Songs of Praise, the flagship BBC Christian hymns programme has, for the first time in its history, featured a same-sex wedding in a recent episode. The programme included highlights and interviews from the ceremony for Jamie Wallace and Ian McDowall at the Rutherglen United Reformed Church (URC) in Glasgow.
David Pickering, the moderator of the Scottish URC, is quoted as saying:
“The United Reformed Church of Scotland is open and welcome to all, regardless of their sexuality, gender or race… There have been some who oppose same-sex marriage, and they give traditional biblical values as their reason.
For me, of course, it’s possible to look at some individual texts but looking at the broad sweep of the Bible, the traditional biblical values that I find are love, acceptance and welcome, not least for the ostracised – and justice, especially for the marginalised, and hospitality. I think those traditional biblical values were visibly celebrated in the service of marriage between Jamie and Ian at Rutherglen URC which I’m so glad that BBC Songs of Praise filmed and broadcast.”
We respect the right of the BBC to broadcast what they believe is representative of Christianity, and it is certainly true that some churches across the UK, including the URC, have reached a policy decision to perform “Christian” same-sex weddings.
My issue is not really with the programme itself, as I am not sure that Songs of Praise has ever really had its roots in evangelical Christianity. As Peter Hitchins says,
“I doubt anyone was surprised when Songs of Praise featured a same-sex wedding last week. Like lesbian kisses, same-sex weddings are now more or less compulsory in all radio and TV programmes, and I fully expect to encounter one, or both together, in the early morning Shipping Forecast any day now.”
He goes on to say that he is “annoyed by its continuing pretence that it is brave, original and radical, when in fact it is now the safe, boring, conventional wisdom.” He believes it would be far more radical for the BBC to interview Christians who oppose abortion or who support of lifelong Christian marriage.
However, my concern was not so much with the programme itself but that this ceremony was portrayed by the producers – and certainly the participants – as “progressive” in contrast to those Christians who think differently. The strong implication given was that Christians who believe gay sex and gay marriage are wrong are backward and bigoted; in other words, to take seriously the Bible’s teaching on sex and marriage is not loving, welcoming, just or inclusive.
We uphold the biblical teaching that all sex outside the covenant of marriage between a man and woman is wrong, but this does not mean that Christians are therefore exclusive, unfair or unloving. We desire to practise love in a way that takes seriously God’s definition in the Bible of what is loving and good. There can be no true justice without biblical law which determines for us what is right and wrong.

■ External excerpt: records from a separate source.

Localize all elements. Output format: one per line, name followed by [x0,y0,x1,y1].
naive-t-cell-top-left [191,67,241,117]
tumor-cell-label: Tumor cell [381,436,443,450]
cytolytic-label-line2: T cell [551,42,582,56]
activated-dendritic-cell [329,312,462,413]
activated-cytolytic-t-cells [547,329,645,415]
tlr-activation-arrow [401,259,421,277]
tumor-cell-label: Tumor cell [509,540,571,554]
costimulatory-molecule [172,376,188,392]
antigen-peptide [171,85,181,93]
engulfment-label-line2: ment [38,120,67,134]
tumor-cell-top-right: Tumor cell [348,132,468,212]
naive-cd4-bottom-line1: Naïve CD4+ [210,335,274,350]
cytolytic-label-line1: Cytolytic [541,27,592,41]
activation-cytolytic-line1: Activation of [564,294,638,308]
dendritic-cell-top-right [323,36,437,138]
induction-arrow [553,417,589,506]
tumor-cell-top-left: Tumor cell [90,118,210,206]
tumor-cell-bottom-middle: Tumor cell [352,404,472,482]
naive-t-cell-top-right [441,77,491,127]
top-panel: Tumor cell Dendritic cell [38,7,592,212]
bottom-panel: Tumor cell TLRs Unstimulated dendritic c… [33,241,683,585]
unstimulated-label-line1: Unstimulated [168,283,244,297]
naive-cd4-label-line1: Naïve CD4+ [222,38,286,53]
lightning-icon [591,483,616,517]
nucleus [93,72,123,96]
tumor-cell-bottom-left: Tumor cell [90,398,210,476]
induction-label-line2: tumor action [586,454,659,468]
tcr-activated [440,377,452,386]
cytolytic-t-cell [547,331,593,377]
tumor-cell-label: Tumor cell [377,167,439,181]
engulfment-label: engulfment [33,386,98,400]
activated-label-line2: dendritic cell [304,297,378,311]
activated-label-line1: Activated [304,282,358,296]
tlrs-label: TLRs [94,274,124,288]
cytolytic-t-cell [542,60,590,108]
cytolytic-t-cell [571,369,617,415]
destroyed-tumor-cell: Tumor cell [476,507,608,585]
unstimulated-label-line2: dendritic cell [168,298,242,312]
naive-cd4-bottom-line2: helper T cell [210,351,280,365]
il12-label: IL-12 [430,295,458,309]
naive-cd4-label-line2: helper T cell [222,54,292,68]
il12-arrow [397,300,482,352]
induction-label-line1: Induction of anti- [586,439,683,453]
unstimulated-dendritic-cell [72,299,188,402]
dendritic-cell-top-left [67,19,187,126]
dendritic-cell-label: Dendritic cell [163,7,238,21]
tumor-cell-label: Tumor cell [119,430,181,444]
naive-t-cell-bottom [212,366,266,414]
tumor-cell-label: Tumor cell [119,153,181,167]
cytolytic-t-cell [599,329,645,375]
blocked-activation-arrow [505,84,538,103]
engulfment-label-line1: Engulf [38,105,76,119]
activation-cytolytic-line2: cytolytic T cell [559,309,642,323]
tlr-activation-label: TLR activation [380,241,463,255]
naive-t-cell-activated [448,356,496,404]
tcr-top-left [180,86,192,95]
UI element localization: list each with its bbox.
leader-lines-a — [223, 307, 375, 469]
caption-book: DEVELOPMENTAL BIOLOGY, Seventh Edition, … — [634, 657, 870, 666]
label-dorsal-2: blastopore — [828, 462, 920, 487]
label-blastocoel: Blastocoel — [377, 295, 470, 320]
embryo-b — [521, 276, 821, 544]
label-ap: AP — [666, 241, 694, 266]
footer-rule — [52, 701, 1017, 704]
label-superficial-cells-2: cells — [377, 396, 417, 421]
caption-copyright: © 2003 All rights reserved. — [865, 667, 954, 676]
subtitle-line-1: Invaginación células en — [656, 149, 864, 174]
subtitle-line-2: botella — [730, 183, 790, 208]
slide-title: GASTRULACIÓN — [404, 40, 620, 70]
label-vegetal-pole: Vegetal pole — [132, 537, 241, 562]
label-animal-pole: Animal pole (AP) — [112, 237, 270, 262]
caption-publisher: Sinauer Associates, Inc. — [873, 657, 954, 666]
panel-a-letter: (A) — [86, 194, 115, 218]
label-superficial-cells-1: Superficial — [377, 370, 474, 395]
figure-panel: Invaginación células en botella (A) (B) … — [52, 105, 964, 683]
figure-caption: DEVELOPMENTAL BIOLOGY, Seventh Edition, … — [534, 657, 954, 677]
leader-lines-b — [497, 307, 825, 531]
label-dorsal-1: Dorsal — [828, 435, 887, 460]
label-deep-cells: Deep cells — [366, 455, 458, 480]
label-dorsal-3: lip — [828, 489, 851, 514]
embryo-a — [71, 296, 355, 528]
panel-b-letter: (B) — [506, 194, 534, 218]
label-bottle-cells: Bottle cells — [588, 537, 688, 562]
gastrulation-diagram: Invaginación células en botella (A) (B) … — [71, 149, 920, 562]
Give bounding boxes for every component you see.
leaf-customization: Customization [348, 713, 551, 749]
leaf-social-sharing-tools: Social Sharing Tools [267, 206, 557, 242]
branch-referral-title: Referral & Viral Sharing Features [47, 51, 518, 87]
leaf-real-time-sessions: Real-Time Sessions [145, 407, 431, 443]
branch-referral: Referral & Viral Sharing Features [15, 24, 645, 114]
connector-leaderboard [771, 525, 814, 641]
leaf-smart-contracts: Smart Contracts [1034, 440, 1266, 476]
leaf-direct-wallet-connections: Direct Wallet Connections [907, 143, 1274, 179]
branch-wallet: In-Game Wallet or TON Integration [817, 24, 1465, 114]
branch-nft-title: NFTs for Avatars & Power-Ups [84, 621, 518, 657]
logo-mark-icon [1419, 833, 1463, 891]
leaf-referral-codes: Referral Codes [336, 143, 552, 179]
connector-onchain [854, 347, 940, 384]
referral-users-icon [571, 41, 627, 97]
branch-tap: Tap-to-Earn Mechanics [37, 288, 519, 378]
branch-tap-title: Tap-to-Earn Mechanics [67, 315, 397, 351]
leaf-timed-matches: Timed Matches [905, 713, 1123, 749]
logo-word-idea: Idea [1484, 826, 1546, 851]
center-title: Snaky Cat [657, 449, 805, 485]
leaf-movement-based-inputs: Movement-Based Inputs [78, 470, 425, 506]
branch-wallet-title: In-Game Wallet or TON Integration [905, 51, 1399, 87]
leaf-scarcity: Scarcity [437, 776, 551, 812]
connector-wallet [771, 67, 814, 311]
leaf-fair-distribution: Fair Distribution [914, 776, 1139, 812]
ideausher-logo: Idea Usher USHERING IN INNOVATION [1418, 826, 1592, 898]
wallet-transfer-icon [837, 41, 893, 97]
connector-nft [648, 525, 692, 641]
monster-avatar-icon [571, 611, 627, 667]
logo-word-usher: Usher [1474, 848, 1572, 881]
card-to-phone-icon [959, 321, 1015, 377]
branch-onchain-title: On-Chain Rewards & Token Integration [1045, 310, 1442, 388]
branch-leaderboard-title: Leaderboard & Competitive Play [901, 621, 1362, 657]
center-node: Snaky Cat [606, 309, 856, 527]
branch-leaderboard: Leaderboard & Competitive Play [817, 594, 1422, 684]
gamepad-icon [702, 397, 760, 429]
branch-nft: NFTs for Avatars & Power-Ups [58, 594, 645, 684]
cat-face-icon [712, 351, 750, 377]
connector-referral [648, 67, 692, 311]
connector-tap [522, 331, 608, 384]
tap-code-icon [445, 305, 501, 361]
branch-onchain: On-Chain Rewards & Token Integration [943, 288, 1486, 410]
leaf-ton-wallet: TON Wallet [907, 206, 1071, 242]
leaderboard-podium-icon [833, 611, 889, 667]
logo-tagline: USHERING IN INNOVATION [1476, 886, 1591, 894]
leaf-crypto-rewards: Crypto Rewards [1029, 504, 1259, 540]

However we must and we do accept all people. We welcome, include, love and seek justice for everyone, regardless of how they choose to live their lives and whether we agree with their sexual ethics or not. But those denominations that celebrate same-sex marriage are abandoning the authority of scripture. Sadly, it is not as though in all other areas of belief and practice they are in line with biblical teaching and in this one area alone they happen to think differently. Rather, in most cases, this represents for them a further move along a path they have travelled for some time, away from biblical Christianity and towards a kind of religiosity which says, “We don’t want to define our terms; we will just say that love, justice and inclusivity are good. This means that we will validate any person’s moral choice or lifestyle. It’s really up to us where we draw the lines, rather than up to God.”
This cannot be presented as biblical Christianity, because it is not. It is a consumer-led, culturally-shaped form of the faith with just the label to suggest it might have some relationship with Christ and the Bible. In the end such twisting of what Christianity looks like is not only wrong but ultimately unattractive and doomed to fail – the desperate attempt of some churches to compete for audience share with various other social networks.
Having stated all this, it must also be said that evangelical Christians need to be so careful not to be defined simply by what we are against. We must beware the danger that our words of truth might be heard as words of rejection. Those who have experienced the grace of God must be at the forefront of welcoming and standing up for the marginalised and rejected. We have to work hard not to be mis-heard. We can end up simply stating our views on same sex-marriage but then ignoring the hurts of the people in front of us.
Same-sex marriage is an area in which the battle for the authority of Christ and his word is being fought. We have to recognise that it is now legal in most parts of the UK and that people will not agree with our view unless they come under the authority of the loving, just and inclusive Jesus Christ – and that is what we must work tirelessly to achieve. But we may sometimes end up talking so much about this one issue (important as it is) that we omit the many other gospel words we really want to say to our society.